The College of Physicians of Philadelphia is not an academic organization, as the name suggests, but a not-for-profit educational and cultural institution. It’s mission is to advance the cause of health while upholding the ideals and heritage of medicine.
The college is home to the Mütter Museum, a museum of medical history, open to the public.
“The Mütter Museum displays its beautifully preserved collections of anatomical specimens, models and medical instruments in a 19th-century ‘cabinet museum’ setting,” said Natalie Vogel Howard, director of communications. “The museum helps the public understand the mysteries and beauty of the human body and to appreciate the history of diagnosis and treatment of disease.”
Marcy Engleman, museum educator, said groups can expect to see many medical specimens on display, ranging from the skeleton of a 7’6” giant to the Soap Lady to Einstein’s brain.
Docents lead group tours, which typically last about 45 minutes
In addition to group tours, the museum offers classes for groups, called Mütter Lessons. These lessons focus on a wide variety of topics that tie in with the collection.

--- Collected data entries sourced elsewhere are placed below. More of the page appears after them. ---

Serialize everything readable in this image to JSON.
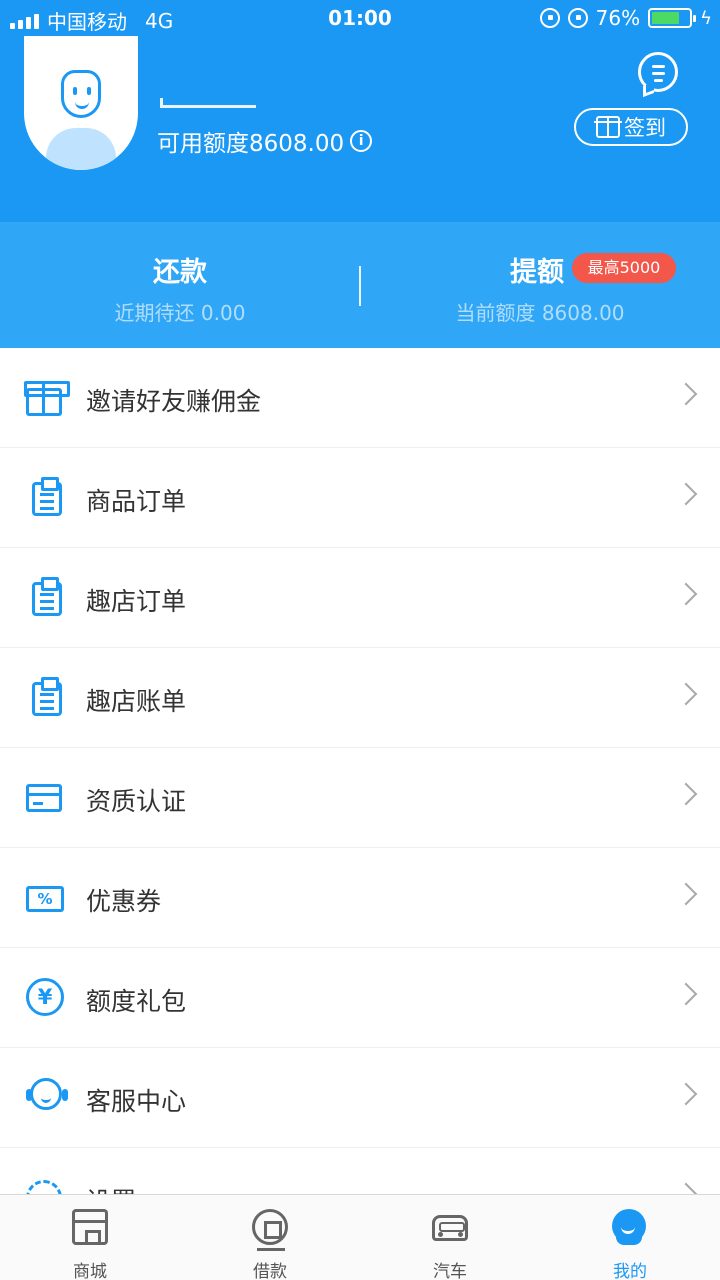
{
  "status_bar": {
    "carrier": "中国移动",
    "network": "4G",
    "time": "01:00",
    "battery_percent": "76%",
    "battery_level": 0.76
  },
  "header": {
    "credit_label": "可用额度8608.00",
    "info_icon": "info-icon",
    "signin_label": "签到",
    "message_icon": "message-icon"
  },
  "stats": {
    "repay_title": "还款",
    "repay_sub": "近期待还 0.00",
    "raise_title": "提额",
    "raise_badge": "最高5000",
    "raise_sub": "当前额度 8608.00"
  },
  "menu": {
    "items": [
      {
        "label": "邀请好友赚佣金",
        "icon": "gift-icon"
      },
      {
        "label": "商品订单",
        "icon": "clipboard-icon"
      },
      {
        "label": "趣店订单",
        "icon": "clipboard-icon"
      },
      {
        "label": "趣店账单",
        "icon": "clipboard-icon"
      },
      {
        "label": "资质认证",
        "icon": "card-icon"
      },
      {
        "label": "优惠券",
        "icon": "coupon-icon"
      },
      {
        "label": "额度礼包",
        "icon": "yen-coin-icon"
      },
      {
        "label": "客服中心",
        "icon": "headset-icon"
      },
      {
        "label": "设置",
        "icon": "gear-icon"
      }
    ]
  },
  "tabbar": {
    "tabs": [
      {
        "label": "商城",
        "icon": "shop-icon"
      },
      {
        "label": "借款",
        "icon": "loan-icon"
      },
      {
        "label": "汽车",
        "icon": "car-icon"
      },
      {
        "label": "我的",
        "icon": "profile-icon"
      }
    ],
    "active_color": "#1a98f4"
  },
  "colors": {
    "brand_blue": "#1a98f4",
    "badge_red": "#f3574a"
  }
}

“The museum is a fascinating and unique place for our guests to learn all about the human body,” Engelman said.
The collection began in 1858 as a donation from College Fellow Thomas Dent Mütter, M.D., who was determined to improve and reform medical education.
The museum is currently developing its next major exhibition, “Spit Spreads Death: The Influenza Pandemic of 1918–19 in Philadelphia.” The exhibition opens in October, in commemoration of the centennial of the devastating medical event that plagued Philadelphia in the early 20th century.
“Spit Spreads Death” will integrate science, history, art and personal narratives while exploring contagion, fear of infection, compassion for fellow citizens and the behavior of a population under extreme stress.